Не дожидаясь, пока монеты перестанут вращаться, он прихлопнул их ногой. В следующее мгновенье они уже присоединились к тем двум, что были у него в кулаке, а затем вся четверка живо перекочевала в его карман. Я протянул руку за запиской, и он отдал ее мне с нарочитой медлительностью и неохотой. Он явно остался бы стоять рядом со мною, пока я читал послание, но я твердо велел ему отойти подальше, а сам встал на колени перед огнем, где было всего светлее, развернул. Листок, исписанный изящным женским почерком, и прочел:

«Если я тебе дорога, поспеши ко мне тотчас. Приходи, не мешкая, в заброшенную хижину на перешейке, на опушке леса. Если ты любишь меня, если ты мой рыцарь, приди на мой зов. Я в беде и опасности. Твоя жена».

Вместе с этой запиской была сложена еще одна бумага, собственноручно написанная и подписанная комендантом Уэстом. Она гласила: «Подателю сего дозволяется выходить за пределы палисада в любое время дня и ночи».

Я еще раз прочел первый листок, сложил его и встал.

— Кто принес тебе все это, бездельник? — спросил я.

Ответ не заставил себя ждать:

— Кто-то из слуг губернатора. Он сказал, что от письмеца вреда не будет, а золото еще никому не мешало.

— И когда же он приходил?

— Да только что. Но имени его я не знаю.

У меня не было способа узнать, лжет он или говорит правду. Достав из кармана еще один золотой, я положил его на стол. Он впился в него алчным взглядом и придвинулся ближе.

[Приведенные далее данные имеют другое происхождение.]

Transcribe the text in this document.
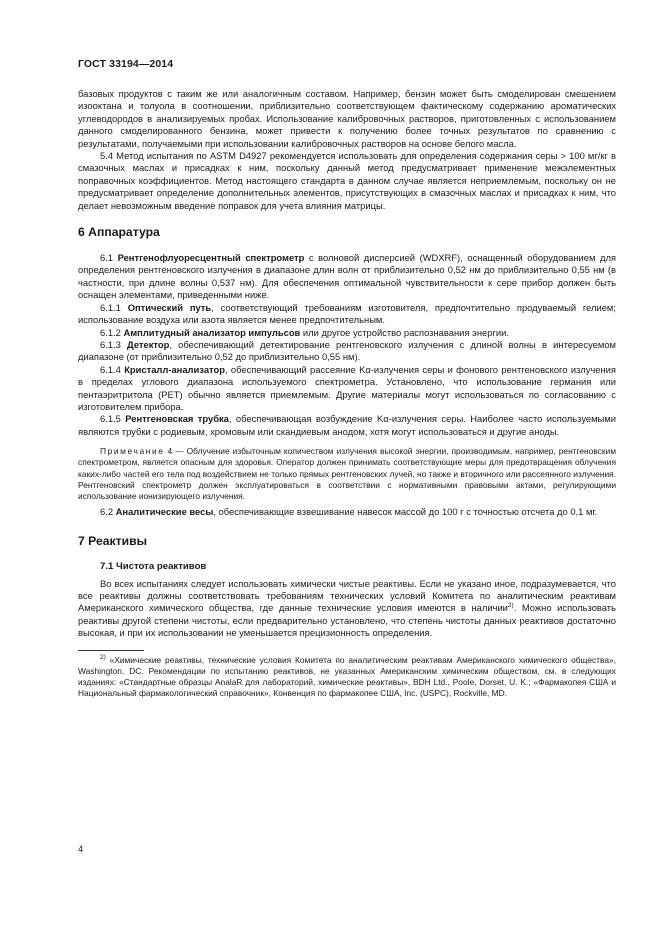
ГОСТ 33194—2014

базовых продуктов с таким же или аналогичным составом. Например, бензин может быть смоделирован смешением изооктана и толуола в соотношении, приблизительно соответствующем фактическому содержанию ароматических углеводородов в анализируемых пробах. Использование калибровочных растворов, приготовленных с использованием данного смоделированного бензина, может привести к получению более точных результатов по сравнению с результатами, получаемыми при использовании калибровочных растворов на основе белого масла.

5.4 Метод испытания по ASTM D4927 рекомендуется использовать для определения содержания серы > 100 мг/кг в смазочных маслах и присадках к ним, поскольку данный метод предусматривает применение межэлементных поправочных коэффициентов. Метод настоящего стандарта в данном случае является неприемлемым, поскольку он не предусматривает определение дополнительных элементов, присутствующих в смазочных маслах и присадках к ним, что делает невозможным введение поправок для учета влияния матрицы.

6 Аппаратура

6.1 Рентгенофлуоресцентный спектрометр с волновой дисперсией (WDXRF), оснащенный оборудованием для определения рентгеновского излучения в диапазоне длин волн от приблизительно 0,52 нм до приблизительно 0,55 нм (в частности, при длине волны 0,537 нм). Для обеспечения оптимальной чувствительности к сере прибор должен быть оснащен элементами, приведенными ниже.

6.1.1 Оптический путь, соответствующий требованиям изготовителя, предпочтительно продуваемый гелием; использование воздуха или азота является менее предпочтительным.

6.1.2 Амплитудный анализатор импульсов или другое устройство распознавания энергии.

6.1.3 Детектор, обеспечивающий детектирование рентгеновского излучения с длиной волны в интересуемом диапазоне (от приблизительно 0,52 до приблизительно 0,55 нм).

6.1.4 Кристалл-анализатор, обеспечивающий рассеяние Kα-излучения серы и фонового рентгеновского излучения в пределах углового диапазона используемого спектрометра. Установлено, что использование германия или пентаэритритола (PET) обычно является приемлемым. Другие материалы могут использоваться по согласованию с изготовителем прибора.

6.1.5 Рентгеновская трубка, обеспечивающая возбуждение Kα-излучения серы. Наиболее часто используемыми являются трубки с родиевым, хромовым или скандиевым анодом, хотя могут использоваться и другие аноды.

Примечание 4 — Облучение избыточным количеством излучения высокой энергии, производимым, например, рентгеновским спектрометром, является опасным для здоровья. Оператор должен принимать соответствующие меры для предотвращения облучения каких-либо частей его тела под воздействием не только прямых рентгеновских лучей, но также и вторичного или рассеянного излучения. Рентгеновский спектрометр должен эксплуатироваться в соответствии с нормативными правовыми актами, регулирующими использование ионизирующего излучения.

6.2 Аналитические весы, обеспечивающие взвешивание навесок массой до 100 г с точностью отсчета до 0,1 мг.

7 Реактивы
7.1 Чистота реактивов

Во всех испытаниях следует использовать химически чистые реактивы. Если не указано иное, подразумевается, что все реактивы должны соответствовать требованиям технических условий Комитета по аналитическим реактивам Американского химического общества, где данные технические условия имеются в наличии$^{2)}$. Можно использовать реактивы другой степени чистоты, если предварительно установлено, что степень чистоты данных реактивов достаточно высокая, и при их использовании не уменьшается прецизионность определения.

$^{2)}$ «Химические реактивы, технические условия Комитета по аналитическим реактивам Американского химического общества», Washington, DC. Рекомендации по испытанию реактивов, не указанных Американским химическим обществом, см. в следующих изданиях: «Стандартные образцы AnalaR для лабораторий, химические реактивы», BDH Ltd., Poole, Dorset, U. K.; «Фармакопея США и Национальный фармакологический справочник», Конвенция по фармакопее США, Inc. (USPC), Rockville, MD.

4
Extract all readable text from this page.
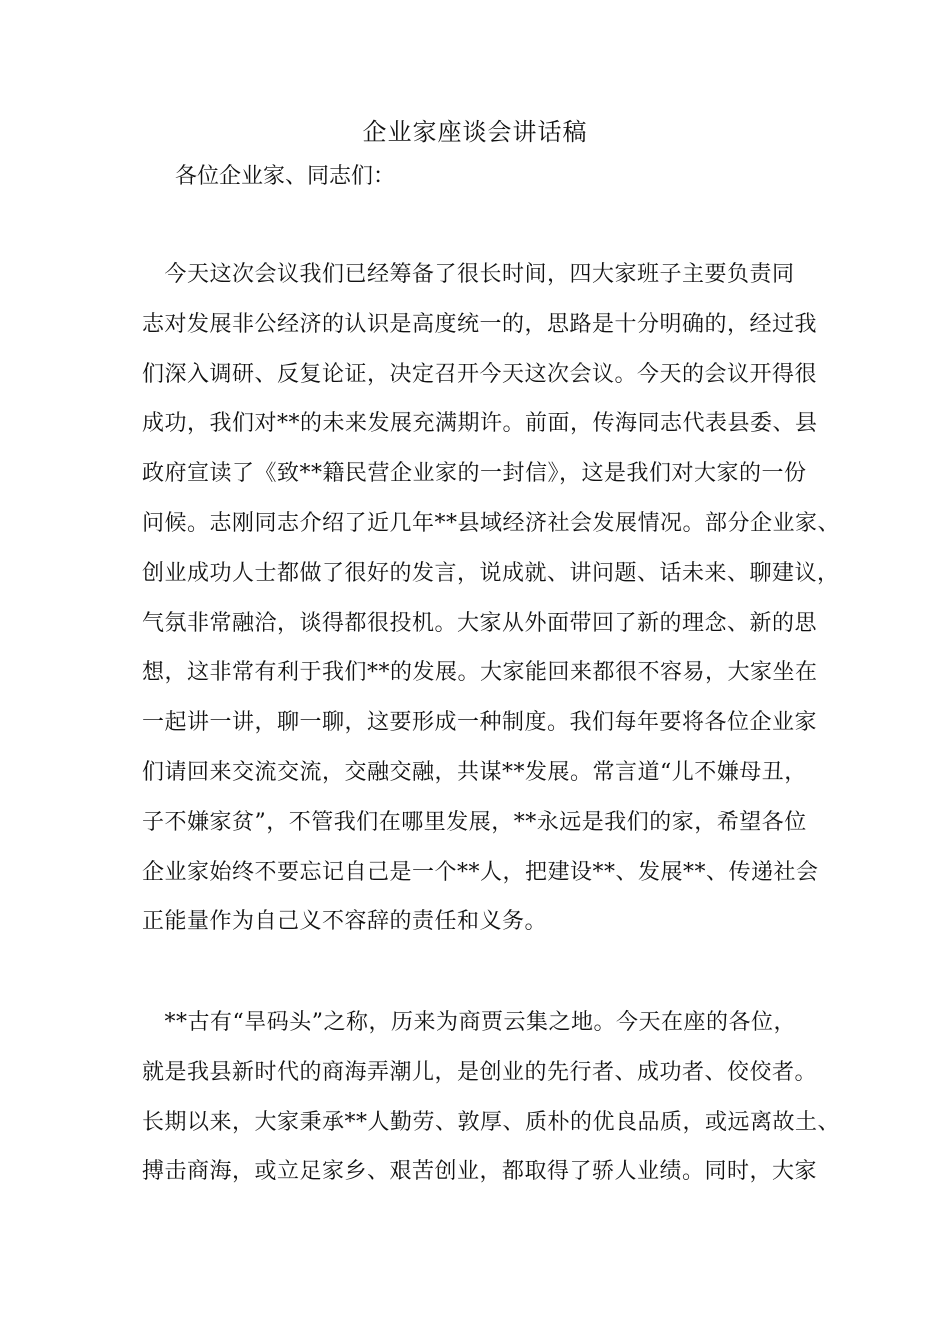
企业家座谈会讲话稿
各位企业家、同志们：
　今天这次会议我们已经筹备了很长时间，四大家班子主要负责同
志对发展非公经济的认识是高度统一的，思路是十分明确的，经过我
们深入调研、反复论证，决定召开今天这次会议。今天的会议开得很
成功，我们对**的未来发展充满期许。前面，传海同志代表县委、县
政府宣读了《致**籍民营企业家的一封信》，这是我们对大家的一份
问候。志刚同志介绍了近几年**县域经济社会发展情况。部分企业家、
创业成功人士都做了很好的发言，说成就、讲问题、话未来、聊建议，
气氛非常融洽，谈得都很投机。大家从外面带回了新的理念、新的思
想，这非常有利于我们**的发展。大家能回来都很不容易，大家坐在
一起讲一讲，聊一聊，这要形成一种制度。我们每年要将各位企业家
们请回来交流交流，交融交融，共谋**发展。常言道“儿不嫌母丑，
子不嫌家贫”，不管我们在哪里发展，**永远是我们的家，希望各位
企业家始终不要忘记自己是一个**人，把建设**、发展**、传递社会
正能量作为自己义不容辞的责任和义务。
　**古有“旱码头”之称，历来为商贾云集之地。今天在座的各位，
就是我县新时代的商海弄潮儿，是创业的先行者、成功者、佼佼者。
长期以来，大家秉承**人勤劳、敦厚、质朴的优良品质，或远离故土、
搏击商海，或立足家乡、艰苦创业，都取得了骄人业绩。同时，大家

— За то, чтобы ты не запирал эту дверь, — сказал я.

Он хищно прищурился и облизнул губы, молча переминаясь с ноги на ногу.

Я выложил на стол второй золотой:

— За то, чтобы ты отпер наружную дверь тюрьмы.

Он опять облизнулся, издал какой-то нечленораздельный горловой звук и наконец выпалил:

— За такие дела комендант велит отрезать мне уши и прибить их к позорному столбу.

— Ты можешь запереть за мною обе двери, а утром мое исчезновение станет для тебя полной неожиданностью. Кто не рискует, тот не выигрывает.

— Это точно, — согласился он и потянулся за деньгами.

Но я сгреб монеты обратно.

— Сначала заработай их, — молвил я сухо. — Пошарь через час у подножия позорного столба, и ты их найдешь. Платить тебе по эту сторону дверей я не намерен.

Он закусил губу и уставился в пол.

— Что ж, вы как-никак джентльмен, — проворчал он наконец. — Думаю, я могу вам верить.

— Думаю, можешь.

Подобрав с пола свой фонарь, тюремщик вновь направился к двери.

— Поздновато уже, — изрек он, тщась изобразить сонливость. — Как запру все, что надо, так сразу и пойду на боковую. Доброй вам ночи, капитан.

Он удалился, оставив дверь незапертой. Теперь я мог выйти из тюрьмы так же легко, как из своего дома в Уэйноке. Я был свободен, но следовало ли мне воспользоваться этой свободой? Возвратившись к свету очага, я снова развернул записку и еще раз вгляделся в строчки, обдумывая, как же мне поступить. Почерк… но ведь я лишь однажды видел, как она выводила буквы, да к тому же в тот раз она писала ракушкой на песке. Я не мог определить, ее ли рука написала это письмо. Действительно ли оно послано ею? Если оно и вправду пришло от моей жены, то что же могло стрястись за те несколько часов, что минули после того, как мы расстались? Если же это послание — подделка, то какая западня уготована мне и как будут расставлены силки? Я мерил шагами камеру и думал. Странность всей этой истории, дальняя уединенная хижина, выбранная для встречи, пропуск, столь услужливо выписанный комендантом, некоторые вещи, что рассказал мне нынче Нантокуас… Скорее всего, это ловушка, и меня хотят в нее заманить… «Если ты любишь меня, если ты мой рыцарь, приди на мой зов. Я в беде и опасности…» Что бы меня ни ожидало, я не мог не пойти.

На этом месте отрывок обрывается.